250 year Trade Route – Manila – Mexico – Spain, from 1565 to 1815.

In 1565 Andrés de Urdaneta, and Alonso de Arellano made the first successful return voyage from Acapulco, Mexico to Manila, in the Philippines across the Pacific Ocean making it possible to make one or two return trips within a year.

The Manila Galleon route connected Asia, America, and Europe. The cargo from the Philippines was loaded on mules in Acapulco to go to Veracruz, then shipped on the Spanish Treasure Fleet from Veracruz to Spain.

This is known as “The Columbian Exchange”, and it is the reason now you see Vanilla from Mexico coming from Madagascar, Cinnamon from Ceylon coming from Mexico, Chicle from America coming from Vietnam, Pineapple from the Caribbean coming from Hawaii, Rice from the Carolinas, sugar from the Caribbean, just to mention a few. It also brought diseases that killed millions of indigenous people.

The majority of merchandise shipped from Acapulco to Manila were from the Americas – silver, cochineal, seeds, sweet potato, vanilla, chicle, pineapple, tobacco, chickpea, yams, chocolate and cocoa, watermelon, vine, and fig trees.

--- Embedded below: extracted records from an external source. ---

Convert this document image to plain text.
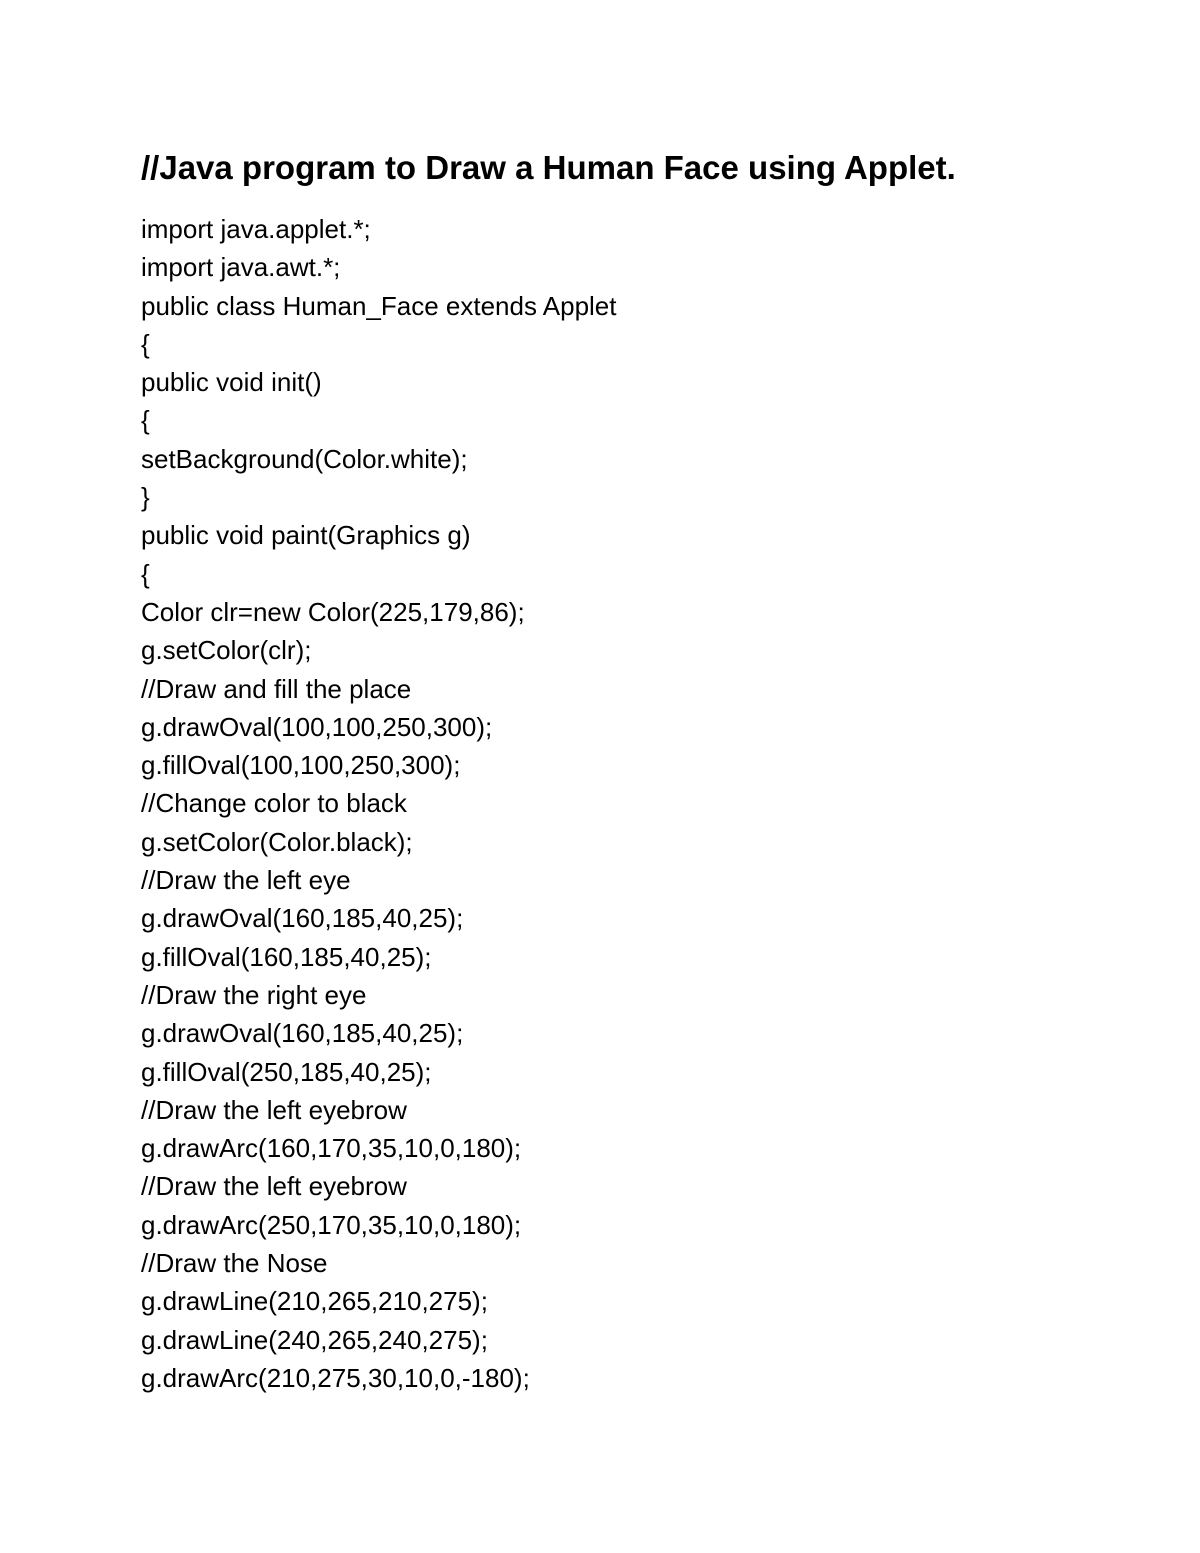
//Java program to Draw a Human Face using Applet.
import java.applet.*;
import java.awt.*;
public class Human_Face extends Applet
{
public void init()
{
setBackground(Color.white);
}
public void paint(Graphics g)
{
Color clr=new Color(225,179,86);
g.setColor(clr);
//Draw and fill the place
g.drawOval(100,100,250,300);
g.fillOval(100,100,250,300);
//Change color to black
g.setColor(Color.black);
//Draw the left eye
g.drawOval(160,185,40,25);
g.fillOval(160,185,40,25);
//Draw the right eye
g.drawOval(160,185,40,25);
g.fillOval(250,185,40,25);
//Draw the left eyebrow
g.drawArc(160,170,35,10,0,180);
//Draw the left eyebrow
g.drawArc(250,170,35,10,0,180);
//Draw the Nose
g.drawLine(210,265,210,275);
g.drawLine(240,265,240,275);
g.drawArc(210,275,30,10,0,-180);
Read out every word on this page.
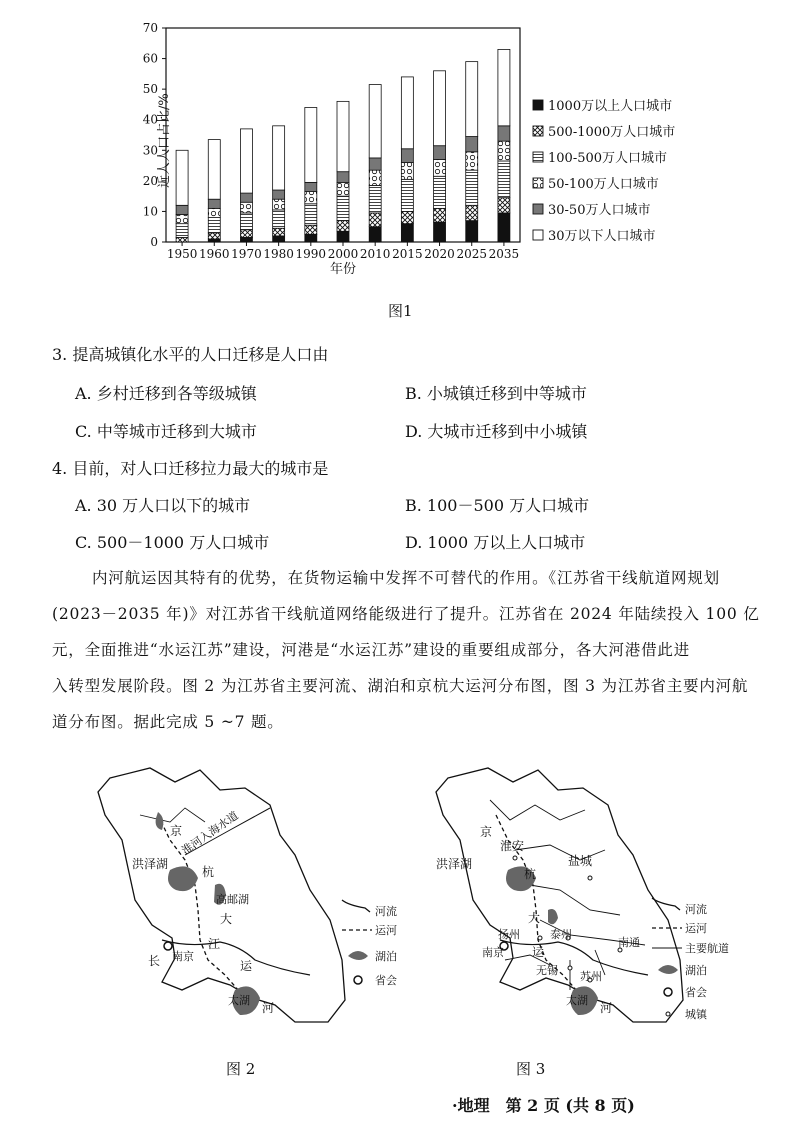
0
10
20
30
40
50
60
70
1950 1960 1970 1980 1990 2000 2010 2015 2020 2025 2035
近人人口占比/%
年份
1000万以上人口城市
500-1000万人口城市
100-500万人口城市
50-100万人口城市
30-50万人口城市
30万以下人口城市
图1
3. 提高城镇化水平的人口迁移是人口由
A. 乡村迁移到各等级城镇	B. 小城镇迁移到中等城市
C. 中等城市迁移到大城市	D. 大城市迁移到中小城镇
4. 目前，对人口迁移拉力最大的城市是
A. 30 万人口以下的城市	B. 100－500 万人口城市
C. 500－1000 万人口城市	D. 1000 万以上人口城市
内河航运因其特有的优势，在货物运输中发挥不可替代的作用。《江苏省干线航道网规划
(2023－2035 年)》对江苏省干线航道网络能级进行了提升。江苏省在 2024 年陆续投入 100 亿
元，全面推进“水运江苏”建设，河港是“水运江苏”建设的重要组成部分，各大河港借此进
入转型发展阶段。图 2 为江苏省主要河流、湖泊和京杭大运河分布图，图 3 为江苏省主要内河航
道分布图。据此完成 5 ~7 题。
京
淮河入海水道
洪泽湖
杭
高邮湖
大
江
南京
长	运
太湖
河
河流
运河
湖泊
省会
图 2
淮安
京
洪泽湖	盐城
杭
大
扬州	泰州
南京 运
南通
无锡 苏州
太湖
河
河流
运河
主要航道
湖泊
省会
城镇
图 3
·地理　第 2 页 (共 8 页)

In 2015 the Philippines and Mexico began preparations for the nomination of the Manila-Acapulco Galleon Trade Route in the UNESCO World Heritage List, with backing from Spain. Spain has also suggested the tri-national nomination of the Archives on the Manila-Acapulco Galleons in the UNESCO Memory of the World Register. [en.wikipedia.org/wiki/UNESCO]

The chiles from Mexico took a different flavor from the minerals in the lands they were planted on, like Hungarian peppers, and Piquillos from Spain, or Calabrian peppers in Italy. The xitomatl – tomato that Europeans thought was poisonous at first, became the ingredient most used in Italy.

Hernan Cortez took the Tomato seeds to Spain in 1519, the tomato was grown in England by 1590 for ornamental purposes only. In Italy they called it poison apple because many wealthy people would get sick after eating them. The real reason was lead poisoning. Wealthy people ate on pewter plates and the acidity of the tomatoes and the pewter plates resulted in lead poisoning. – It was not the tomatoes -What do you think about that?